Excellent 7% Good 43% Fair 37% Poor 5% Undecided 8%

50% good/excellent numbers. Seems strange because his press has been relatively good. Overall, the big problem is the Collar Counties where he’s getting killed with only a 32% E/G rating. He’s actually not doing bad in Central and Southern Illinois.

10 thoughts on “G-Rod Approval Ratings”
  1. I’d be interested to see a breakdown on Blago’s numbers. He’s almost universally reviled in Springfield for refusing to live in the Governor’s Mansion. That and his habit of tossing fat state contracts to contributors has made him very unpopular in the capitol city.

  2. Springfield cracks me up.

    One of Blago’s most endearing attributes is staying in Chicago. Springfield is Lincoln’s greatest mistake.

    “You’d have to shoot me to get me back to Springfield.” Abe Lincoln.

  3. What makes him so much more popular in southern and central Illinois? Does he have good farm policy? Some sort of great rural policy I don’t know about? Do they care more about his prescription drug efforts?

  4. 2 ideas:
    how many reasonably well contested state rep races are there in central illinois? If my local is any indication, the GOP is basically running against him more than their Dem rival (guilt by association I guess)- if there isn’t the same steady stream of hits on him, it would figure his negatives won’t be as high.

    Or, as an alternate and slightly more probable explanation- what kind of media are what I’ll gently call his “foibles” getting in central and southern? Chicagoans are used to that kind of thing, so they don’t care and this kind of stuff does seem to make suburbanites cranky. If these things aren’t big stories south of 80- then fewer people have much bad to say about him.

  5. note: i don’t think Lisa M. is in a good position to challenge G-Rod. It seems to me they have similar Chicago bases bridging liberals and organization people.
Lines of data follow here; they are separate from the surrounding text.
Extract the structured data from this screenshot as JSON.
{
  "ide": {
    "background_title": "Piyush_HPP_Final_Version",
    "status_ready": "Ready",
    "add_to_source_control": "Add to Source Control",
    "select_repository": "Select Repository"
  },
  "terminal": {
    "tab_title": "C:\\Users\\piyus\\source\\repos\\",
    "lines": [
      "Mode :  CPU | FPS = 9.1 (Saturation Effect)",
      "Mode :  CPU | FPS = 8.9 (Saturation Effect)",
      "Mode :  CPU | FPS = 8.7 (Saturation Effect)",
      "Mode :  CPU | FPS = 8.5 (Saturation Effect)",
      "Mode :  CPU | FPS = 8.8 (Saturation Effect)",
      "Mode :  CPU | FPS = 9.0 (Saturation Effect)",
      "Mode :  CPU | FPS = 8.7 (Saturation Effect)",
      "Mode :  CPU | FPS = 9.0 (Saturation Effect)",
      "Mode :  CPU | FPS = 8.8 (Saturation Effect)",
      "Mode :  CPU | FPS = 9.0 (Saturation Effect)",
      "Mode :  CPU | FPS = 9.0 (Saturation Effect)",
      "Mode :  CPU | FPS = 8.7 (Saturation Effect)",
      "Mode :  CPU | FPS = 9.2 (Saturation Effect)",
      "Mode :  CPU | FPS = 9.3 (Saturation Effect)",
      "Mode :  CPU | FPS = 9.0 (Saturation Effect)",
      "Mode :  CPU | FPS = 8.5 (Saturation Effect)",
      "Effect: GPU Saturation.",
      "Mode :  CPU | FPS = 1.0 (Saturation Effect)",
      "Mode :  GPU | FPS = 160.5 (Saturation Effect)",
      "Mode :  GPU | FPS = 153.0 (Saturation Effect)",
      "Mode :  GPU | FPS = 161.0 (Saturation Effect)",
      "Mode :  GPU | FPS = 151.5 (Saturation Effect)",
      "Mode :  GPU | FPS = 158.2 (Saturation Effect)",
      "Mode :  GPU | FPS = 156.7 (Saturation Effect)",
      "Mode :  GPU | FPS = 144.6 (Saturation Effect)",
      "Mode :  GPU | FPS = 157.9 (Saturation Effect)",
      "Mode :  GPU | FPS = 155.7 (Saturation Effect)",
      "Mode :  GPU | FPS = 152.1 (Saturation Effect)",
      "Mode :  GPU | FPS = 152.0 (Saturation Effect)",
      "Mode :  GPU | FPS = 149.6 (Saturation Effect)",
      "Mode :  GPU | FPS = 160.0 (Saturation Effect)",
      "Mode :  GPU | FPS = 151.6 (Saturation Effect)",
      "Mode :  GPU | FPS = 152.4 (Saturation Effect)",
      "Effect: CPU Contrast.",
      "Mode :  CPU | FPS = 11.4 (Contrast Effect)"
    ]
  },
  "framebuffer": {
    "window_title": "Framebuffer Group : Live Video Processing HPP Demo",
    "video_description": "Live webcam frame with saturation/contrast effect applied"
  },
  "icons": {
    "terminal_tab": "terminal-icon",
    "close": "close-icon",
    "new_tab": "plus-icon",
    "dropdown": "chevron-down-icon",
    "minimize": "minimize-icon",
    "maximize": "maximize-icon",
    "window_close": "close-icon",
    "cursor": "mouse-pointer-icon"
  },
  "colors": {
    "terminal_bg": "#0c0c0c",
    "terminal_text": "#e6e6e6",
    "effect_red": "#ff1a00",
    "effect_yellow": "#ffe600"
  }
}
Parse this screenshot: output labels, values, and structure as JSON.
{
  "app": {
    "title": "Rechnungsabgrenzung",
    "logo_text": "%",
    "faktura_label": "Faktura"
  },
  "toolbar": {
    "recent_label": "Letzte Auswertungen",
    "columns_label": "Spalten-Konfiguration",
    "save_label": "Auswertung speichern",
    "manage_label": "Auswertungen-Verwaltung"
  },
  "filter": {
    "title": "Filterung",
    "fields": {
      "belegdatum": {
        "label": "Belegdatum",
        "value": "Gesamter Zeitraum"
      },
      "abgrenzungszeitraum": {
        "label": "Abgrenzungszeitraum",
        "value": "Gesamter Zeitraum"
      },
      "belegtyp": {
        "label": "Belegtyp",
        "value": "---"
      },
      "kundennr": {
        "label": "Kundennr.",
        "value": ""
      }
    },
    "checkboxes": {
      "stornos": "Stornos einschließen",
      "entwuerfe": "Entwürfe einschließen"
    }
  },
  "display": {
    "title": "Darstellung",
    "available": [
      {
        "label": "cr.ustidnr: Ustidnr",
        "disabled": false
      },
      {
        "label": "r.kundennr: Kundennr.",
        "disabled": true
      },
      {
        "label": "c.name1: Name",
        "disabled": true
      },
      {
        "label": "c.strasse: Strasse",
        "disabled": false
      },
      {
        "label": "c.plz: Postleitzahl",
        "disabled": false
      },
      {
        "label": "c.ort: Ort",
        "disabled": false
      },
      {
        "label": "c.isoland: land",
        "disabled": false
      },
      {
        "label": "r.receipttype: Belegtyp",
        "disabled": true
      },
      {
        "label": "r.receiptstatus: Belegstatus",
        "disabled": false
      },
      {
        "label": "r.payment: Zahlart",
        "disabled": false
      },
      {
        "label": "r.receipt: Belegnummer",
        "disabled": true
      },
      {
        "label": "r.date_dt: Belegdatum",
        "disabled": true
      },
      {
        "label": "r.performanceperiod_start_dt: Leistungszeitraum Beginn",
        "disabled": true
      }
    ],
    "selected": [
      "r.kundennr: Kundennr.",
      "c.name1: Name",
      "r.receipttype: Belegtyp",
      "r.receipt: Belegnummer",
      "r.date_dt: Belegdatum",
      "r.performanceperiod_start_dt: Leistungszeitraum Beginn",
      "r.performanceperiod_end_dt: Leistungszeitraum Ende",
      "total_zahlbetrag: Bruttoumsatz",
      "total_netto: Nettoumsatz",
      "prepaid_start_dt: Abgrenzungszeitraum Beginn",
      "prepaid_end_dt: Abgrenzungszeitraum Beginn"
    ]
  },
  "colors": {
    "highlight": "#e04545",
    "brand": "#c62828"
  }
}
Rod’s been beating up on Big Madigan so long it’d be easy for him to turn a primary into him versus Papa M, and he’d use that to run up a big downstate number on her, limit her suburban appeal and win.

    My theory’s been that a primary challenger has to start downstate, work north and get labor backing to beat him- so a Dan Hynes seems more potentially viable. A Paul Vallas could make a suburban strategy work.

    It all seems academic to me- he’s got a fat bankroll already.

    Then there’s Pat Quinn, who’s crazy enough to at least try it.